DeepSeek Launches Open-Source Week with Its First Project: FlashMLA

2025-02-24

DeepSeek has officially launched its "Open Source Week" initiative, starting with the release of its first open-source project, FlashMLA. This project is an efficient multi-head linear attention (MLA) decoding kernel optimized for NVIDIA Hopper architecture GPUs, specifically designed to handle variable-length sequence data.

Inspired by flashAttention 2&3 and Cutlass projects, FlashMLA aims to enhance memory and computational efficiency through technological innovation. It supports CUDA 12.3 and later versions, as well as PyTorch 2.0 and above, providing robust technical support for developers.

Technically, FlashMLA employs BF16 data format to balance performance and efficiency. Additionally, it introduces a paging key-value (KV) cache mechanism with a block size of 64, enabling more precise memory management. This mechanism significantly improves memory usage efficiency when dealing with large-scale data.

In terms of hardware performance, FlashMLA demonstrates exceptional capabilities on NVIDIA H800 SXM5 GPUs. Under memory-constrained scenarios, its memory bandwidth can reach up to 3000 GB/s, while under compute-constrained scenarios, its computational power reaches 580 TFLOPS. These performance metrics highlight FlashMLA's strength in handling complex computational tasks.

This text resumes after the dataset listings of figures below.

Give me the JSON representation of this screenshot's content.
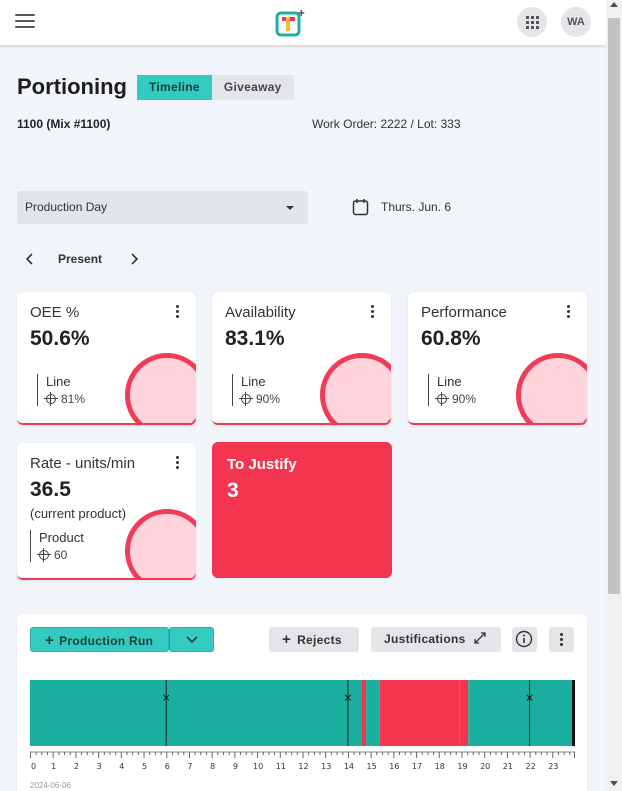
{
  "header": {
    "avatar_initials": "WA"
  },
  "page": {
    "title": "Portioning",
    "tabs": [
      {
        "label": "Timeline",
        "active": true
      },
      {
        "label": "Giveaway",
        "active": false
      }
    ],
    "subtitle": "1100 (Mix #1100)",
    "work_order": "Work Order: 2222 / Lot: 333"
  },
  "filters": {
    "period_select": "Production Day",
    "date": "Thurs. Jun. 6",
    "present_label": "Present"
  },
  "kpis": [
    {
      "title": "OEE %",
      "value": "50.6%",
      "ref_label": "Line",
      "target": "81%",
      "level": 0.506
    },
    {
      "title": "Availability",
      "value": "83.1%",
      "ref_label": "Line",
      "target": "90%",
      "level": 0.831
    },
    {
      "title": "Performance",
      "value": "60.8%",
      "ref_label": "Line",
      "target": "90%",
      "level": 0.608
    },
    {
      "title": "Rate - units/min",
      "value": "36.5",
      "note": "(current product)",
      "ref_label": "Product",
      "target": "60"
    }
  ],
  "justify": {
    "title": "To Justify",
    "count": "3"
  },
  "timeline": {
    "buttons": {
      "production_run": "Production Run",
      "rejects": "Rejects",
      "justifications": "Justifications"
    },
    "date_label": "2024-06-06",
    "hours": [
      "0",
      "1",
      "2",
      "3",
      "4",
      "5",
      "6",
      "7",
      "8",
      "9",
      "10",
      "11",
      "12",
      "13",
      "14",
      "15",
      "16",
      "17",
      "18",
      "19",
      "20",
      "21",
      "22",
      "23"
    ],
    "segments": [
      {
        "start": 0,
        "end": 14.6,
        "state": "running"
      },
      {
        "start": 14.6,
        "end": 14.8,
        "state": "down"
      },
      {
        "start": 14.8,
        "end": 15.4,
        "state": "running"
      },
      {
        "start": 15.4,
        "end": 18.9,
        "state": "down"
      },
      {
        "start": 18.9,
        "end": 19.3,
        "state": "down"
      },
      {
        "start": 19.3,
        "end": 24,
        "state": "running"
      }
    ],
    "markers": [
      6,
      14,
      22
    ],
    "colors": {
      "running": "#1aaf9f",
      "down": "#f3354f",
      "accent": "#33cbc1"
    }
  }
}
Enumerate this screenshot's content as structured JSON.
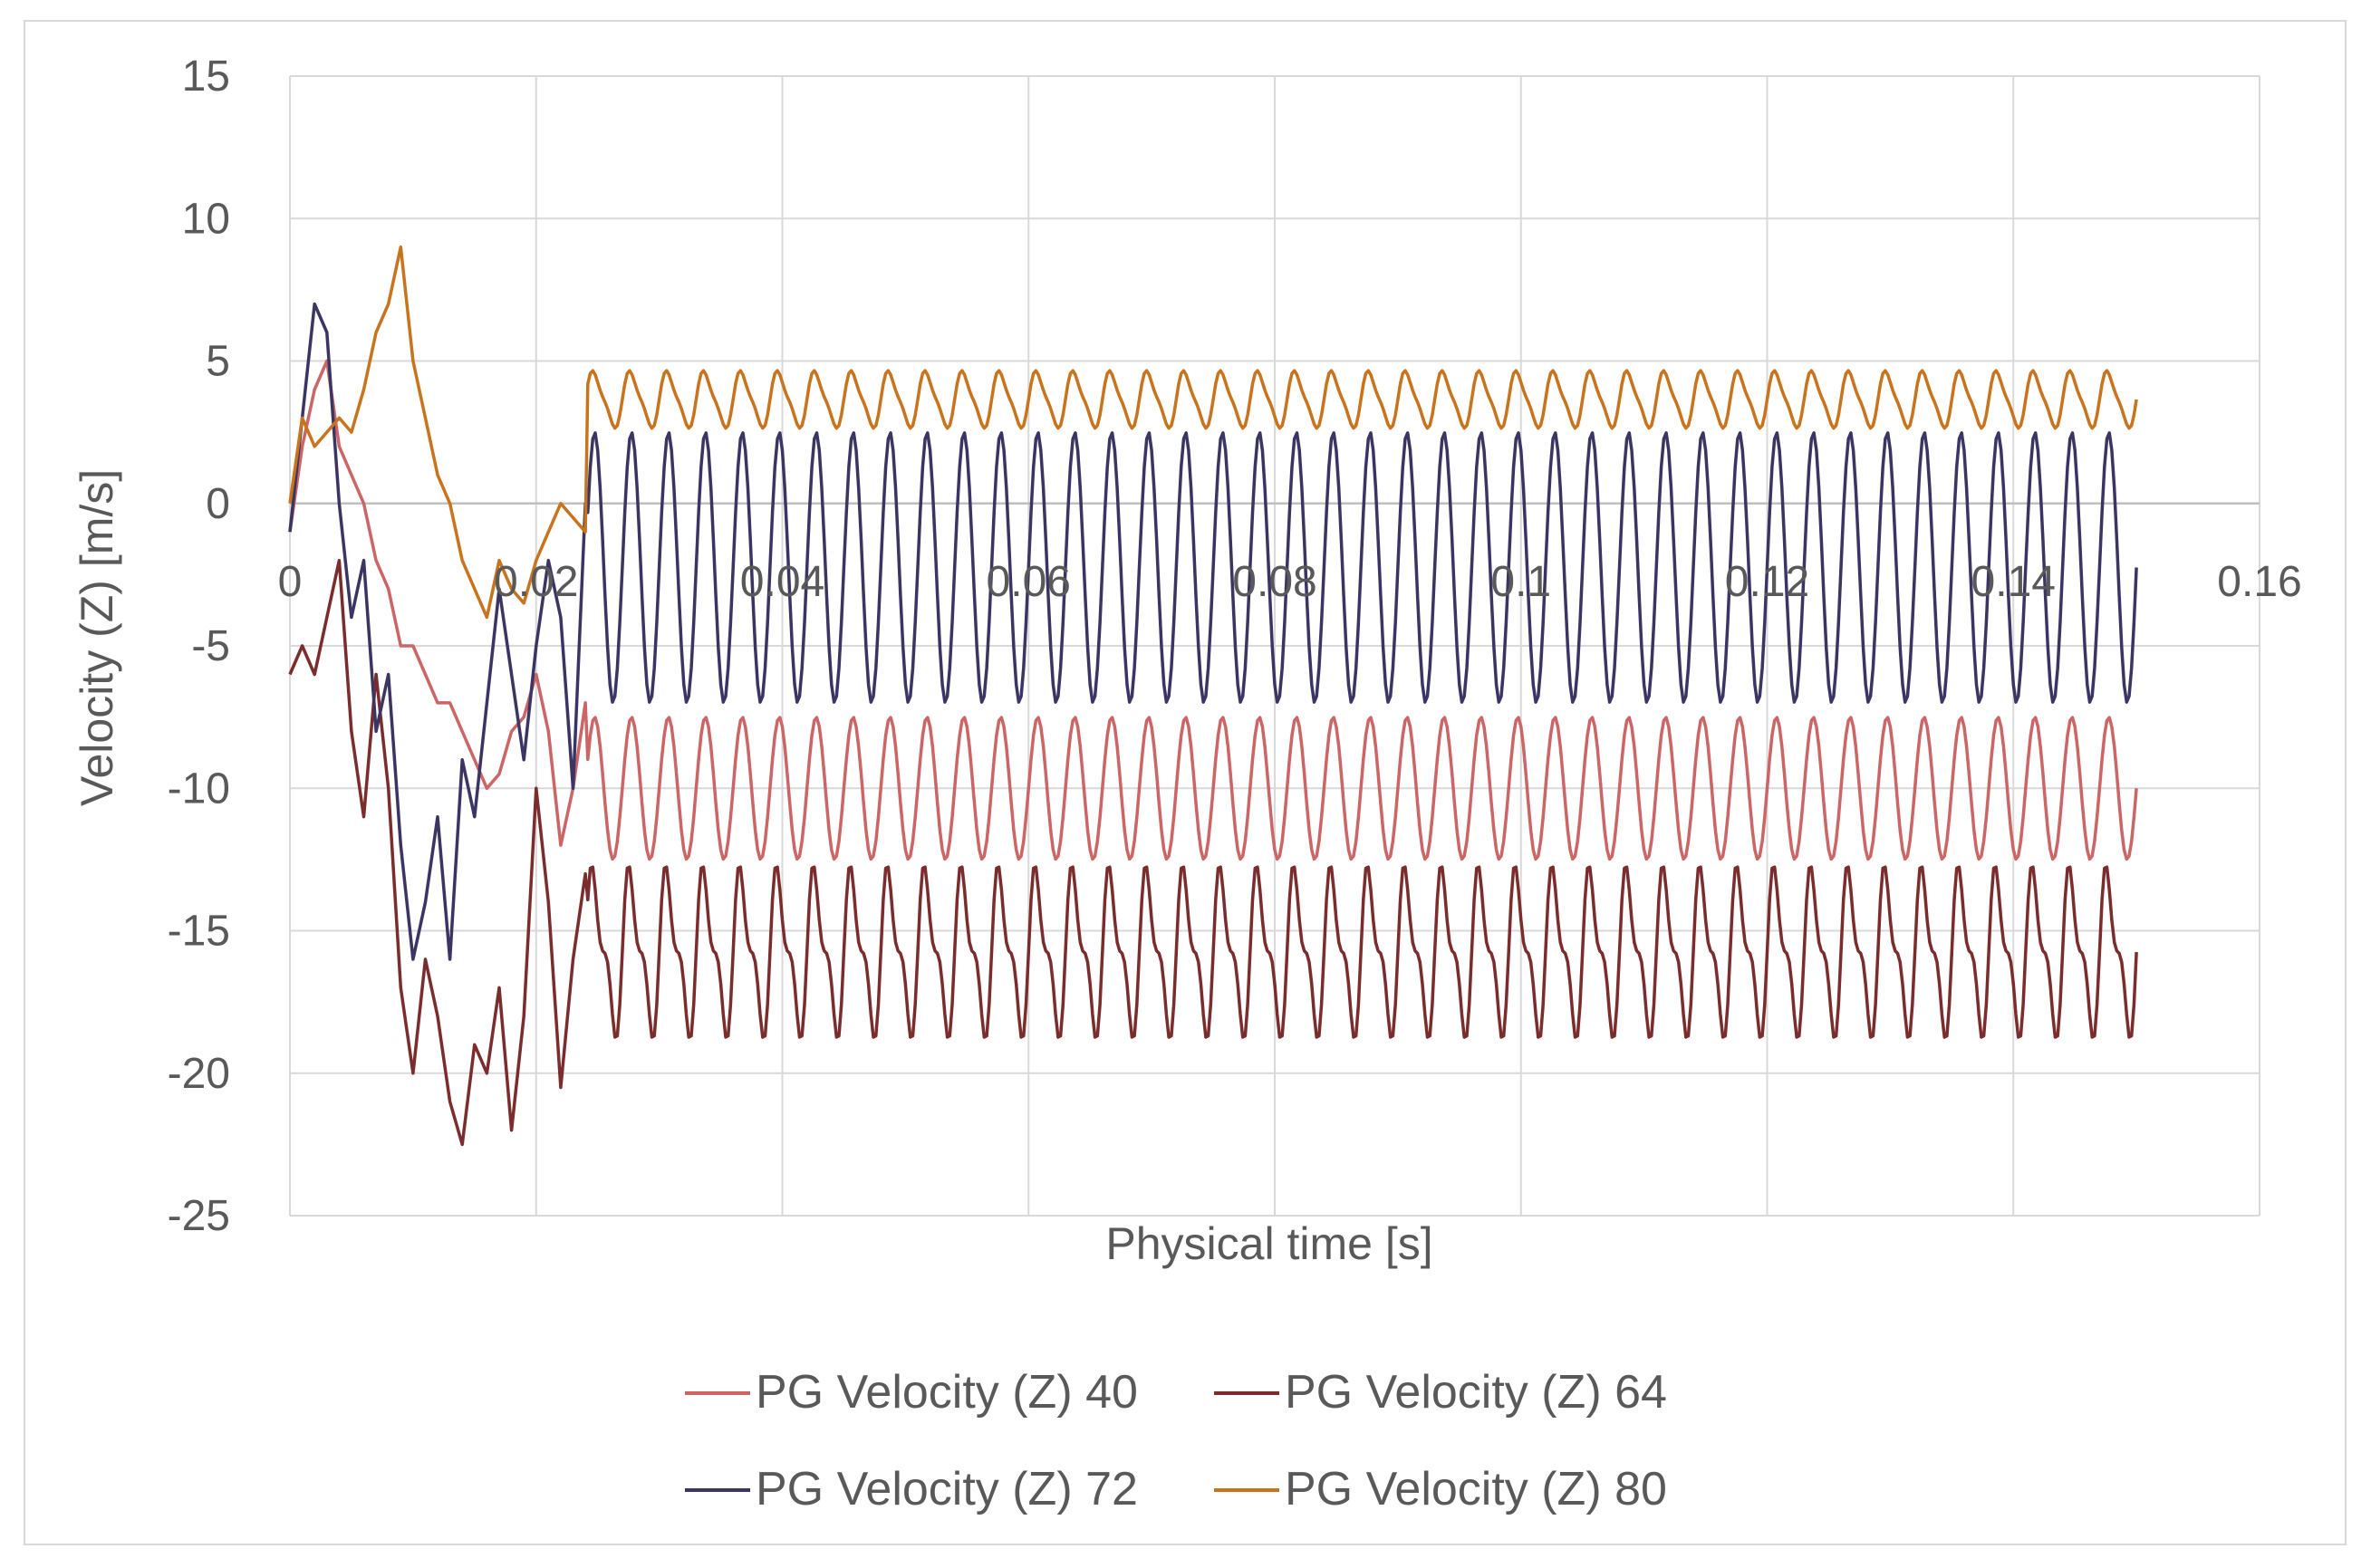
{
  "chart_data": {
    "type": "line",
    "title": "",
    "xlabel": "Physical time [s]",
    "ylabel": "Velocity (Z) [m/s]",
    "xlim": [
      0,
      0.16
    ],
    "ylim": [
      -25,
      15
    ],
    "x_ticks": [
      "0",
      "0.02",
      "0.04",
      "0.06",
      "0.08",
      "0.1",
      "0.12",
      "0.14",
      "0.16"
    ],
    "y_ticks": [
      "15",
      "10",
      "5",
      "0",
      "-5",
      "-10",
      "-15",
      "-20",
      "-25"
    ],
    "grid": true,
    "legend_position": "bottom",
    "series": [
      {
        "name": "PG Velocity (Z) 40",
        "color": "#cc6666",
        "x": [
          0,
          0.001,
          0.002,
          0.003,
          0.004,
          0.005,
          0.006,
          0.007,
          0.008,
          0.009,
          0.01,
          0.011,
          0.012,
          0.013,
          0.014,
          0.015,
          0.016,
          0.017,
          0.018,
          0.019,
          0.02,
          0.021,
          0.022,
          0.023,
          0.024
        ],
        "y": [
          -1,
          2,
          4,
          5,
          2,
          1,
          0,
          -2,
          -3,
          -5,
          -5,
          -6,
          -7,
          -7,
          -8,
          -9,
          -10,
          -9.5,
          -8,
          -7.5,
          -6,
          -8,
          -12,
          -10,
          -7
        ]
      },
      {
        "name": "PG Velocity (Z) 64",
        "color": "#7b2c2c",
        "x": [
          0,
          0.001,
          0.002,
          0.003,
          0.004,
          0.005,
          0.006,
          0.007,
          0.008,
          0.009,
          0.01,
          0.011,
          0.012,
          0.013,
          0.014,
          0.015,
          0.016,
          0.017,
          0.018,
          0.019,
          0.02,
          0.021,
          0.022,
          0.023,
          0.024
        ],
        "y": [
          -6,
          -5,
          -6,
          -4,
          -2,
          -8,
          -11,
          -6,
          -10,
          -17,
          -20,
          -16,
          -18,
          -21,
          -22.5,
          -19,
          -20,
          -17,
          -22,
          -18,
          -10,
          -14,
          -20.5,
          -16,
          -13
        ]
      },
      {
        "name": "PG Velocity (Z) 72",
        "color": "#3b3563",
        "x": [
          0,
          0.001,
          0.002,
          0.003,
          0.004,
          0.005,
          0.006,
          0.007,
          0.008,
          0.009,
          0.01,
          0.011,
          0.012,
          0.013,
          0.014,
          0.015,
          0.016,
          0.017,
          0.018,
          0.019,
          0.02,
          0.021,
          0.022,
          0.023,
          0.024
        ],
        "y": [
          -1,
          3,
          7,
          6,
          0,
          -4,
          -2,
          -8,
          -6,
          -12,
          -16,
          -14,
          -11,
          -16,
          -9,
          -11,
          -7,
          -3,
          -6,
          -9,
          -5,
          -2,
          -4,
          -10,
          0
        ]
      },
      {
        "name": "PG Velocity (Z) 80",
        "color": "#c8741e",
        "x": [
          0,
          0.001,
          0.002,
          0.003,
          0.004,
          0.005,
          0.006,
          0.007,
          0.008,
          0.009,
          0.01,
          0.011,
          0.012,
          0.013,
          0.014,
          0.015,
          0.016,
          0.017,
          0.018,
          0.019,
          0.02,
          0.021,
          0.022,
          0.023,
          0.024
        ],
        "y": [
          0,
          3,
          2,
          2.5,
          3,
          2.5,
          4,
          6,
          7,
          9,
          5,
          3,
          1,
          0,
          -2,
          -3,
          -4,
          -2,
          -3,
          -3.5,
          -2,
          -1,
          0,
          -0.5,
          -1
        ]
      }
    ],
    "periodic_tail": {
      "x_start": 0.024,
      "x_end": 0.15,
      "period": 0.003,
      "series": [
        {
          "name": "PG Velocity (Z) 40",
          "y_min": -12.5,
          "y_max": -7.5
        },
        {
          "name": "PG Velocity (Z) 64",
          "y_min": -19,
          "y_max": -12.5
        },
        {
          "name": "PG Velocity (Z) 72",
          "y_min": -7,
          "y_max": 2.5
        },
        {
          "name": "PG Velocity (Z) 80",
          "y_min": 2.5,
          "y_max": 4.8
        }
      ]
    }
  }
}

The technical principles of FlashMLA include block scheduling and parallel computation, along with optimized memory access patterns. Through block scheduling, FlashMLA decomposes computing tasks into smaller blocks for parallel processing, fully utilizing the GPU's parallel computing capability. By optimizing memory access patterns, FlashMLA reduces memory access overhead, further enhancing performance when processing large-scale data.

For developers, FlashMLA offers a straightforward installation and deployment process. Developers can quickly deploy FlashMLA by executing simple installation commands, such as python setup.py install. They can also verify its performance through benchmark test scripts, like python tests/test_flash_mla.py.